The unresolved question: Can a fully automated pipeline produce valid qualitative findings? The consensus in the critical literature is no — not because AI can’t identify patterns, but because qualitative validity requires human immersion, reflexivity, and positionality that cannot be automated. jowsey-frankenstein-ai-ta-2025 provides the most alarming empirical evidence: Copilot operating without human input fabricated 58% of quotes and read only the first 2–3 pages.

Taxonomy by epistemological fit

Approach	Fits small-q?	Fits Big-Q?	Notes
AI as coder (reliability)	Yes	With caveats	Requires human scheme development; reliability ≠ validity
AI as pattern discoverer	Partially	No	Discovery validity unresolved; CALM corrects
AI as dialogic partner	No	Yes	Designed for interpretive, meaning-focused research
AI as research assistant	Yes	Yes	Most broadly compatible; interpretive authority stays human
Fully automated	Yes (small-q only)	No	Validity for Big-Q research unresolved

The spectrum of automation

Running across all five roles is a spectrum from researcher-led to AI-led:

Researcher-led                              AI-led
     │                                         │
     ▼                                         ▼
  AI as           AI as          AI as      Fully
assistant  →  dialogic  →  discoverer  → automated
              partner                     pipeline
              
  (CAAI)    (CALM)       (CGT)        (AcademiaOS)

The methodological consensus in the critical literature: interpretive validity requires the researcher to remain on the left side of this spectrum for meaning-making tasks, regardless of how much AI assistance they use for mechanical tasks.

Current controversies

Whether any AI approach is compatible with Big-Q interpretive research — or whether the researcher’s “co-analysis” with AI fundamentally changes what the research is.
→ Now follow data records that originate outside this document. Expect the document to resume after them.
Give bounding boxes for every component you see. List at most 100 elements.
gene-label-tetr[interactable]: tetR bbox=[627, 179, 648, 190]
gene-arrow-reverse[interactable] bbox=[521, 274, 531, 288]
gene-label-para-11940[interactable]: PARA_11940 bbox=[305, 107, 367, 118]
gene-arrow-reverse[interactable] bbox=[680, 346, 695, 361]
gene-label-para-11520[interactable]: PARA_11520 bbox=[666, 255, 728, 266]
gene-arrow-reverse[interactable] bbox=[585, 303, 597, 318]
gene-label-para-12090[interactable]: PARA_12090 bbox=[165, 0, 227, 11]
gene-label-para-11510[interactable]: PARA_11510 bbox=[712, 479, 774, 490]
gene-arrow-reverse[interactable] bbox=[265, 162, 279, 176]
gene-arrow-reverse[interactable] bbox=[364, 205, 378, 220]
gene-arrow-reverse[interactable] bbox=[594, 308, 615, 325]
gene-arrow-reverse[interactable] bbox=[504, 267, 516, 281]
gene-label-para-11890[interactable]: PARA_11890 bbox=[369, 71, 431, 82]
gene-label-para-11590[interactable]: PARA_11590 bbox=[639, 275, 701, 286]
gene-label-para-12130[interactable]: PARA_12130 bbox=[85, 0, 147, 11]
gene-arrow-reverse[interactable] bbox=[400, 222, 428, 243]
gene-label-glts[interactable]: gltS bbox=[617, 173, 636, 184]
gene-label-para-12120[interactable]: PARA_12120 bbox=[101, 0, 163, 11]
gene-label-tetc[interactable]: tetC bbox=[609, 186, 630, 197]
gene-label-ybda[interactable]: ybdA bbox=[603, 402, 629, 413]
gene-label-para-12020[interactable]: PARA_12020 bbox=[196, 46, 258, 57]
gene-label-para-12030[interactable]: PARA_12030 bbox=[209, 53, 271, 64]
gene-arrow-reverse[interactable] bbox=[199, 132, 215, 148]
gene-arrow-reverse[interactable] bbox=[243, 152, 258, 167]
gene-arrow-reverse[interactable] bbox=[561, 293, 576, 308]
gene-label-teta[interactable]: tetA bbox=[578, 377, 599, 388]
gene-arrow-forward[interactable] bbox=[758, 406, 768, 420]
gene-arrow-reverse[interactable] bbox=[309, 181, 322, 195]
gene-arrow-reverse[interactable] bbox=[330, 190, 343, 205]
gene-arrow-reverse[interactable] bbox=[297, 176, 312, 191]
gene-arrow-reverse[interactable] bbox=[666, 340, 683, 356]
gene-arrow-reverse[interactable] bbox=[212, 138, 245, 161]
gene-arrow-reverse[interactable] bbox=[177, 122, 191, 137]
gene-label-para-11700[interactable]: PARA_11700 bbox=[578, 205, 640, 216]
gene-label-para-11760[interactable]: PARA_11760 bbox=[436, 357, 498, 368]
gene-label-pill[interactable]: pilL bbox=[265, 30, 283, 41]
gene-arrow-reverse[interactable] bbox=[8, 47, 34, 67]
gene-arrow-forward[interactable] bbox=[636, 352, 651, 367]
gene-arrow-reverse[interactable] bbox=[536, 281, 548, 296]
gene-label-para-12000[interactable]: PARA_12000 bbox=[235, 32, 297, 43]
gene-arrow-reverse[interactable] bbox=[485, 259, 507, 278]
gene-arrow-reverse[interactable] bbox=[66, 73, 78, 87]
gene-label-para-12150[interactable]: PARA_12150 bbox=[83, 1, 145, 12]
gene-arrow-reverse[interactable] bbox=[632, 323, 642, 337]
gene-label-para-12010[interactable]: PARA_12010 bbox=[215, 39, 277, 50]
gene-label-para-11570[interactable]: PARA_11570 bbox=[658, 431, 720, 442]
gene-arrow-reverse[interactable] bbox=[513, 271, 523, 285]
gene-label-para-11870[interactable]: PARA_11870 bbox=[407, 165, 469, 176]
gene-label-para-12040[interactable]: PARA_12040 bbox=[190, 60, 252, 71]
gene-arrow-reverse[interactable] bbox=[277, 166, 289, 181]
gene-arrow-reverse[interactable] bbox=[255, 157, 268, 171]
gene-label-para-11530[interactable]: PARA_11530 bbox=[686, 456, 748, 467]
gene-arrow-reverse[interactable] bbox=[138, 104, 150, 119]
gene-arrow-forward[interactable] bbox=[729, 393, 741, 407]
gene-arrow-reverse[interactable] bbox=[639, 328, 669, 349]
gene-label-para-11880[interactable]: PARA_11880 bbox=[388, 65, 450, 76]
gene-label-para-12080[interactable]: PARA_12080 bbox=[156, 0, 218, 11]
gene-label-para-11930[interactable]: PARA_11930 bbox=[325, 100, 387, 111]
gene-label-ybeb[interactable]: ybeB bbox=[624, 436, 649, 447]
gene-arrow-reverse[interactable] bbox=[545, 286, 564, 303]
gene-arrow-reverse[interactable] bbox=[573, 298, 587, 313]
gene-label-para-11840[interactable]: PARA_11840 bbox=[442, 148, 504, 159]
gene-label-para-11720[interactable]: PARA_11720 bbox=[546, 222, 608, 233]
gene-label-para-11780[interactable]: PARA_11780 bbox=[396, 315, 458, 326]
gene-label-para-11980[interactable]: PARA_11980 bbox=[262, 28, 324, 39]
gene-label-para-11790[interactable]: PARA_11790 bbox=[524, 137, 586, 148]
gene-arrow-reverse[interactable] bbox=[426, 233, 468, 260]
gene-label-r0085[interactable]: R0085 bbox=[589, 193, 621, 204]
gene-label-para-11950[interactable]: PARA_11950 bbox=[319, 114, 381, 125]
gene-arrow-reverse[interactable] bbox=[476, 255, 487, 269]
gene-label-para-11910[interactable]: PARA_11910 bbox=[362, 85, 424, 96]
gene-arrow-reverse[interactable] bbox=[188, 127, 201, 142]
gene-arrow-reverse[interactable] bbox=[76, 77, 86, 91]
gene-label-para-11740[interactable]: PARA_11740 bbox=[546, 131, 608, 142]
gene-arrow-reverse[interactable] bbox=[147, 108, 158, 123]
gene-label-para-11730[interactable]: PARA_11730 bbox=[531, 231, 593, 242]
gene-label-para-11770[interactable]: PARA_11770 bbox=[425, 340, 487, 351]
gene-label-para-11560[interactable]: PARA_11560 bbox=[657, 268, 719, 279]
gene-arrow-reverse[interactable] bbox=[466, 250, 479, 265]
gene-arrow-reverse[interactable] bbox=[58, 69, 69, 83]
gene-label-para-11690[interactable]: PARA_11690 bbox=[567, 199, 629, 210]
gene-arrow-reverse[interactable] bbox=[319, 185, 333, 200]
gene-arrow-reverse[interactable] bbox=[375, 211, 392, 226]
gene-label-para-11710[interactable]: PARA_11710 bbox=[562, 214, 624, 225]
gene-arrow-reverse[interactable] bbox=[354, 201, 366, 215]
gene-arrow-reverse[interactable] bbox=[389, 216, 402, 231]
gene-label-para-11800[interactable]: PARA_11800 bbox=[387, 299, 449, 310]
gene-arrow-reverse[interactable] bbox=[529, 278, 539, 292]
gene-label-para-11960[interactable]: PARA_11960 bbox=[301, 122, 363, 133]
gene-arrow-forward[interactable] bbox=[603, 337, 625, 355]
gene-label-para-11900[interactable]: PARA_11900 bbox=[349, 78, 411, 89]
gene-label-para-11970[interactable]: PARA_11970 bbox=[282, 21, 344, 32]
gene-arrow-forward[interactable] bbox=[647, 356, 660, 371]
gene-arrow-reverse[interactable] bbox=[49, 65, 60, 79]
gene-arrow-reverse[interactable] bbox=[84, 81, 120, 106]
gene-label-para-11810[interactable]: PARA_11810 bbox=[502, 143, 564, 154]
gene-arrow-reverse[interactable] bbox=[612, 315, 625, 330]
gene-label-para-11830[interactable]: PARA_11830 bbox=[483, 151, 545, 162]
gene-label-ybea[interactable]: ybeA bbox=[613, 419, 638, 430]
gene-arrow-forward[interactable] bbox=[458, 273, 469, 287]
See contested-claims.
Whether QDAS platforms’ marketing of AI as pattern discoverer (“AI generates insights”) misrepresents what both AI and qualitative research do. (paulus-marone-qdas-discourse-2024)
Whether the efficiency gains from AI justify the methodological risks, or whether “28× faster” (prescott-ai-thematic-analysis-2024) is a marketing figure that ignores validation burden.
The categorical rejection debate: jowsey-et-al-2025-we-reject (419 signatories including Braun and Clarke) argues that all approaches above are incompatible with Big-Q reflexive research in principle — AI cannot make meaning; reflexive qualitative research must remain distinctly human. de-paoli-reject-rejection-2026 counters that this conflates philosophy of mind with methodology; greenhalgh-2026-beyond-the-binary argues the binary framing itself is the problem. friese-et-al-beyond-binary-2026 (100+ signatories, four co-authors including Friese and David Morgan) is the most theoretically grounded counter-response to date: assembles assemblage theory (Deleuze & Guattari), distributed cognition (Hutchins), posthumanism (Barad), and sociomateriality (Orlikowski) to contest the “exclusively human” meaning-making premise. Also notes an internal tension: Braun & Clarke’s signature on a categorical rejection letter sits uneasily with their consistent description of reflexive TA as flexible. Whether any framework that includes AI can satisfy Big-Q epistemological commitments is now the field’s sharpest open question. See contested-claims Claim 9.
Cross-disciplinary adoption pressures: Beyond the qualitative methods debate, the broader scholarly world is having a different conversation — one framed by competition and market logic rather than epistemological validity. andrews-progress-or-perish-2026 (IB/management) argues that restrictive AI policies create “false dichotomies” and produce “AI shaming” cultures where researchers conceal use rather than disclose it. This dynamic has been documented empirically in qualitative contexts too (dellafiore-et-al-2025-expert-interviews). The adoption debate is no longer local to qualitative methods.